Role of HSP90 in Cancer

HSP90 is a vital chaperone protein conserved across all organisms. As a chaperone protein, it correctly folds client proteins. Structurally, this protein is a dimer with monomer subunits that consist of three main conserved domains known as the N-terminal domain, middle domain, and the C-terminal domain. Multiple isoforms of HSP90 exist, and these isoforms share high homology. These isoforms are present both within the cell and outside the cell. Isoforms HSP90α and HSP90β are present in the cytoplasm; TRAP1 is present in the mitochondria; and GRP94 is present in the endoplasmic reticulum and is likely secreted due to post-translational modifications (PTM). HSP90 is also secreted into an extracellular environment via an exosome pathway that differs from the classic secretion pathway.
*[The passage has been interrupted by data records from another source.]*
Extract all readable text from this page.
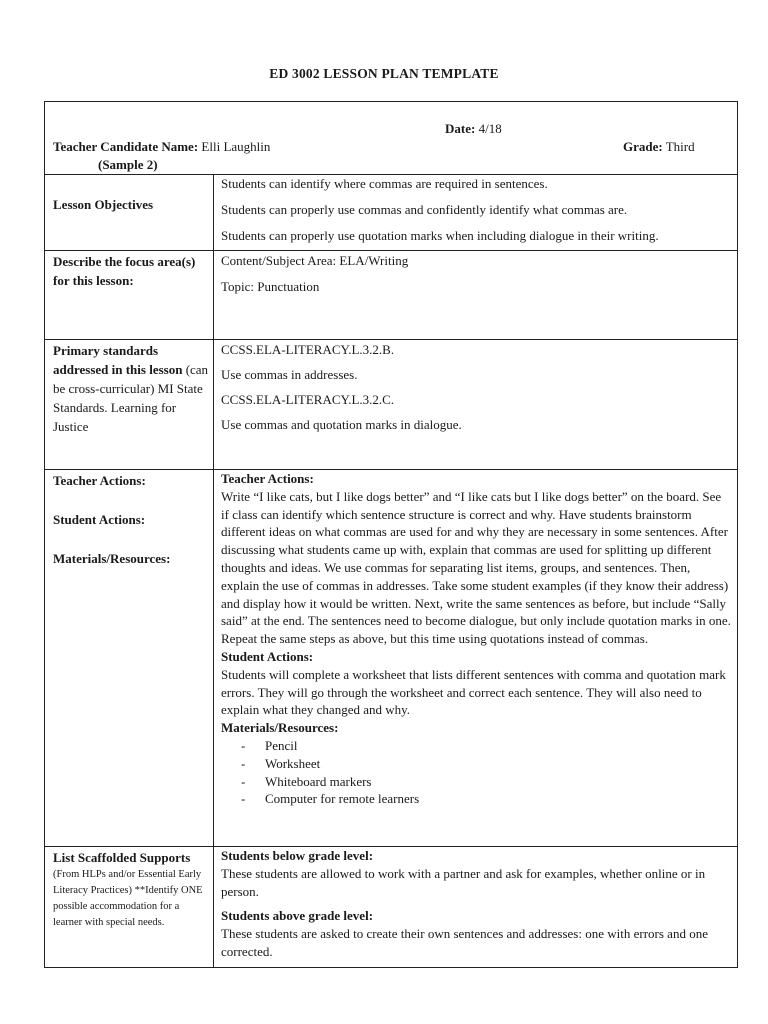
ED 3002 LESSON PLAN TEMPLATE
Date: 4/18
Teacher Candidate Name: Elli Laughlin	Grade: Third
(Sample 2)
Lesson Objectives

Students can identify where commas are required in sentences.

Students can properly use commas and confidently identify what commas are.

Students can properly use quotation marks when including dialogue in their writing.

Describe the focus area(s) for this lesson:

Content/Subject Area: ELA/Writing

Topic: Punctuation

Primary standards addressed in this lesson (can be cross-curricular) MI State Standards. Learning for Justice

CCSS.ELA-LITERACY.L.3.2.B.

Use commas in addresses.

CCSS.ELA-LITERACY.L.3.2.C.

Use commas and quotation marks in dialogue.

Teacher Actions:
Student Actions:
Materials/Resources:
Teacher Actions:

Write “I like cats, but I like dogs better” and “I like cats but I like dogs better” on the board. See if class can identify which sentence structure is correct and why. Have students brainstorm different ideas on what commas are used for and why they are necessary in some sentences. After discussing what students came up with, explain that commas are used for splitting up different thoughts and ideas. We use commas for separating list items, groups, and sentences. Then, explain the use of commas in addresses. Take some student examples (if they know their address) and display how it would be written. Next, write the same sentences as before, but include “Sally said” at the end. The sentences need to become dialogue, but only include quotation marks in one. Repeat the same steps as above, but this time using quotations instead of commas.

Student Actions:

Students will complete a worksheet that lists different sentences with comma and quotation mark errors. They will go through the worksheet and correct each sentence. They will also need to explain what they changed and why.

Materials/Resources:
- Pencil
- Worksheet
- Whiteboard markers
- Computer for remote learners
List Scaffolded Supports
(From HLPs and/or Essential Early Literacy Practices) **Identify ONE possible accommodation for a learner with special needs.
Students below grade level:

These students are allowed to work with a partner and ask for examples, whether online or in person.

Students above grade level:

These students are asked to create their own sentences and addresses: one with errors and one corrected.
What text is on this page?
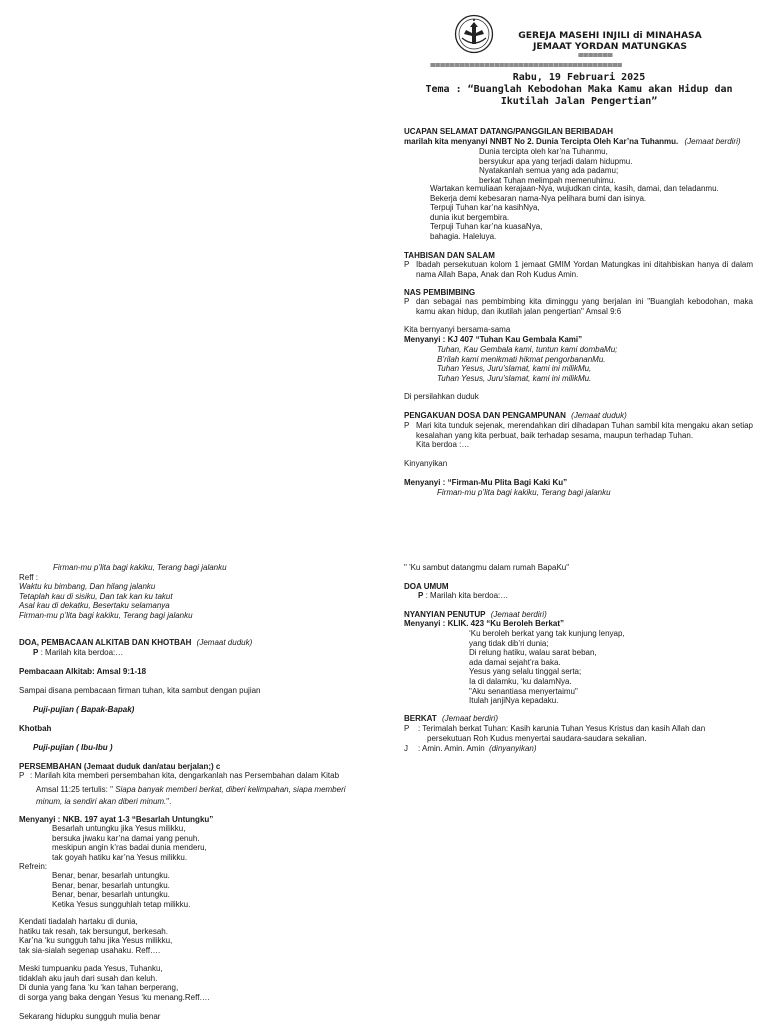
GEREJA MASEHI INJILI di MINAHASA
JEMAAT YORDAN MATUNGKAS
=======
=======================================
Rabu, 19 Februari 2025
Tema : “Buanglah Kebodohan Maka Kamu akan Hidup dan
Ikutilah Jalan Pengertian”
UCAPAN SELAMAT DATANG/PANGGILAN BERIBADAH
marilah kita menyanyi NNBT No 2. Dunia Tercipta Oleh Kar’na Tuhanmu. (Jemaat berdiri)
Dunia tercipta oleh kar’na Tuhanmu,
bersyukur apa yang terjadi dalam hidupmu.
Nyatakanlah semua yang ada padamu;
berkat Tuhan melimpah memenuhimu.
Wartakan kemuliaan kerajaan-Nya, wujudkan cinta, kasih, damai, dan teladanmu.
Bekerja demi kebesaran nama-Nya pelihara bumi dan isinya.
Terpuji Tuhan kar’na kasihNya,
dunia ikut bergembira.
Terpuji Tuhan kar’na kuasaNya,
bahagia. Haleluya.
TAHBISAN DAN SALAM
P Ibadah persekutuan kolom 1 jemaat GMIM Yordan Matungkas ini ditahbiskan hanya di dalam nama Allah Bapa, Anak dan Roh Kudus Amin.
NAS PEMBIMBING
P dan sebagai nas pembimbing kita diminggu yang berjalan ini "Buanglah kebodohan, maka kamu akan hidup, dan ikutilah jalan pengertian" Amsal 9:6
Kita bernyanyi bersama-sama
Menyanyi : KJ 407 “Tuhan Kau Gembala Kami”
Tuhan, Kau Gembala kami, tuntun kami dombaMu;
B’rilah kami menikmati hikmat pengorbananMu.
Tuhan Yesus, Juru’slamat, kami ini milikMu,
Tuhan Yesus, Juru’slamat, kami ini milikMu.
Di persilahkan duduk
PENGAKUAN DOSA DAN PENGAMPUNAN (Jemaat duduk)
P Mari kita tunduk sejenak, merendahkan diri dihadapan Tuhan sambil kita mengaku akan setiap kesalahan yang kita perbuat, baik terhadap sesama, maupun terhadap Tuhan.
Kita berdoa :…
Kinyanyikan
Menyanyi : “Firman-Mu Plita Bagi Kaki Ku”
Firman-mu p’lita bagi kakiku, Terang bagi jalanku
Firman-mu p’lita bagi kakiku, Terang bagi jalanku
Reff :
Waktu ku bimbang, Dan hilang jalanku
Tetaplah kau di sisiku, Dan tak kan ku takut
Asal kau di dekatku, Besertaku selamanya
Firman-mu p’lita bagi kakiku, Terang bagi jalanku
DOA, PEMBACAAN ALKITAB DAN KHOTBAH (Jemaat duduk)
P : Marilah kita berdoa:…
Pembacaan Alkitab: Amsal 9:1-18
Sampai disana pembacaan firman tuhan, kita sambut dengan pujian
Puji-pujian ( Bapak-Bapak)
Khotbah
Puji-pujian ( Ibu-Ibu )
PERSEMBAHAN (Jemaat duduk dan/atau berjalan;) c
P : Marilah kita memberi persembahan kita, dengarkanlah nas Persembahan dalam Kitab
Amsal 11:25 tertulis: " Siapa banyak memberi berkat, diberi kelimpahan, siapa memberi minum, ia sendiri akan diberi minum.".
Menyanyi : NKB. 197 ayat 1-3 “Besarlah Untungku”
Besarlah untungku jika Yesus milikku,
bersuka jiwaku kar’na damai yang penuh.
meskipun angin k’ras badai dunia menderu,
tak goyah hatiku kar’na Yesus milikku.
Refrein:
Benar, benar, besarlah untungku.
Benar, benar, besarlah untungku.
Benar, benar, besarlah untungku.
Ketika Yesus sungguhlah tetap milikku.
Kendati tiadalah hartaku di dunia,
hatiku tak resah, tak bersungut, berkesah.
Kar’na ‘ku sungguh tahu jika Yesus milikku,
tak sia-sialah segenap usahaku. Reff….
Meski tumpuanku pada Yesus, Tuhanku,
tidaklah aku jauh dari susah dan keluh.
Di dunia yang fana ‘ku ‘kan tahan berperang,
di sorga yang baka dengan Yesus ‘ku menang.Reff….
Sekarang hidupku sungguh mulia benar
" 'Ku sambut datangmu dalam rumah BapaKu"
DOA UMUM
P : Marilah kita berdoa:…
NYANYIAN PENUTUP (Jemaat berdiri)
Menyanyi : KLIK. 423 “Ku Beroleh Berkat”
‘Ku beroleh berkat yang tak kunjung lenyap,
yang tidak dib’ri dunia;
Di relung hatiku, walau sarat beban,
ada damai sejaht’ra baka.
Yesus yang selalu tinggal serta;
Ia di dalamku, ‘ku dalamNya.
"Aku senantiasa menyertaimu"
Itulah janjiNya kepadaku.
BERKAT (Jemaat berdiri)
P : Terimalah berkat Tuhan: Kasih karunia Tuhan Yesus Kristus dan kasih Allah dan
persekutuan Roh Kudus menyertai saudara-saudara sekalian.
J : Amin. Amin. Amin (dinyanyikan)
Various co-chaperones are necessary for HSP90 to function. Elevated levels of HSP90 have been observed in patients with cancer. Despite this observation, the possible role of HSP90 in cancer was overlooked because the chaperone was also present in extreme amounts in normal cells and was vital to normal cell function, as observed when the drastic adverse effects resulting from gene knockout inhibited the production of this protein. Differences between normal HSP90 and HSP90 of the tumor phenotype have been better understood and have aided in making the chaperone protein a target for cancer drugs. One difference is in the conformation: HSP90 of the tumor phenotype is more susceptible to inhibitors. Since overexpression of HSP90 is a factor in tumorigenesis, HSP90 inhibitors have been studied to combat the adverse effects of HSP90 overexpression. Monotherapies using HSP90 inhibitors have shown some success; however, combination therapies have shown better results and are thus being studied for a more effective cancer treatment.